En mai, fais ce qu’il te plaît, mais commence par réviser ton latin ou ton grec : telle est la devise du professeur de lettres classiques qui a des élèves de Terminale et pour qui la préparation au baccalauréat s’achève un peu plus tôt que les autres (bien que les épreuves soient systématiquement situées le mercredi après-midi : faut quand même pas pousser mémé dans les feuilles d’acanthe).
Ainsi, après deux semaines de sprint occupées à terminer la traduction et le commentaire des derniers textes du descriptif final (je dis « derniers » pour la forme : que celui qui a réussi à finir le programme sans distribuer de polycopiés et sans modifier son descriptif initial me jette la première pierre), et après un mercredi après-midi (encore !) passé à se battre contre une photocopieuse récalcitrante pour pouvoir fournir aux élèves le corpus de documents (oui, oui, vous les aviez pourtant prévenus de ne pas perdre, raturer, « personnaliser » ni déchirer leurs photocopies à chaque cours de l’année), après tout cela donc (ouf !), vous vous apprêtez à passer deux après-midi charmants à évaluer une bonne douzaine de candidats (vous l’aurez compris, c’est à chaque fois une après-midi de 8 heures, mais sans les plaisirs que Zeus prit sur le dos d’Alcmène quand il décida lui aussi de rallonger la durée du jour), tout en gardant « une bienveillance exigeante » (dixit), selon l’oxymore consacrée par l’inspection.

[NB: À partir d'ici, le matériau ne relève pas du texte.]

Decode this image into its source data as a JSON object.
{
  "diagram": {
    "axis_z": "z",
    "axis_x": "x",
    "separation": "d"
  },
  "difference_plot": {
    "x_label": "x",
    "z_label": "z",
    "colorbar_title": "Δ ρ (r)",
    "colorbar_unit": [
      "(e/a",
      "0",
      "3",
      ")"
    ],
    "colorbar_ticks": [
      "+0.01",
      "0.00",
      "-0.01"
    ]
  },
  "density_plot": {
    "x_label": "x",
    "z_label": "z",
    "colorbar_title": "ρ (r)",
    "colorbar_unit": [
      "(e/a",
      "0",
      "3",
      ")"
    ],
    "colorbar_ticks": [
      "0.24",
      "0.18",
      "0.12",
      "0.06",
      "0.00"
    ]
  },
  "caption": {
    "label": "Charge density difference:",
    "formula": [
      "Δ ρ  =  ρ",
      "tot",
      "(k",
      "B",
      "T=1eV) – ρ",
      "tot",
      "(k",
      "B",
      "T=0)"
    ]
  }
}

À la mode des journaux estivaux dans lesquels tout un chacun aime à se plonger durant le repos bien mérité du mois d’août, voici le top 10 des répliques que chaque professeur de latin ou de grec est amené à prononcer devant les candidats au baccalauréat, de manière aussi bienveillante qu’exigeante donc :
n°X
Si j’ai bien compris, votre descriptif ne comporte qu’un seul texte, c’est bien cela ?
n°IX
Vous n’avez pas jugé utile de prendre votre dictionnaire, très bien. (ou son équivalent : vous n’avez pas n’avez pas jugé utile de prendre vos textes, très bien).
n°VIII
Allons, allons, je suis sûr(e) que vous réussirez à traduire au moins un mot.
n°VII
Vous me dites que votre professeur était nul ? Ben voyons, et puis Platon était un mauvais philosophe et Cicéron un orateur pas très doué, oui je sais. Continuez.
n°VI
Non, je ne peux pas vous dire votre note dès maintenant. Non, n’insistez pas, je ne peux pas non plus vous dire si elle est bonne ou pas. Comment j’ai trouvé votre prestation ? Vous verrez cela en temps et en heure, ne vous inquiétez pas.
n°V
Vous dites, il y a un ours derrière moi ? Vous êtes sûr ? Non, je ne crois pas. Continuez à traduire s’il vous plaît.
n°IV
Non, vous ne pouvez pas changer d’examinateur, je suis désolée. Oui, je sais que mon collègue dans l’autre salle a l’air plus compréhensif.
n°III
Ne pleurez pas s’il vous plaît, vous faites des taches sur mon dictionnaire (d’ailleurs, n’oubliez pas de me le rendre en partant, ainsi que les textes que je vous ai prêtés).
n°II
(après deux minutes d’épreuve) Ca y est, vous avez terminé ?
n°I
(après trente sept minutes d’épreuve) Ca y est, vous avez terminé ?
Qu’on se rassure : malgré tous les efforts faits ces dernières années (et ils sont nombreux, à commencer par l’échelle de notes, entre 12 et 20) pour transformer l’épreuve orale de latin ou de grec en mascarade, le spectacle de tous ces candidats lisant et commentant des textes antiques vaut d’être vécu car c’est toujours avec émotion qu’ils arrivent jusqu’à ce dénouement heureux après plusieurs années passées à être initié aux mystères, exigeants mais bienveillants, des langues anciennes : acta est fabula.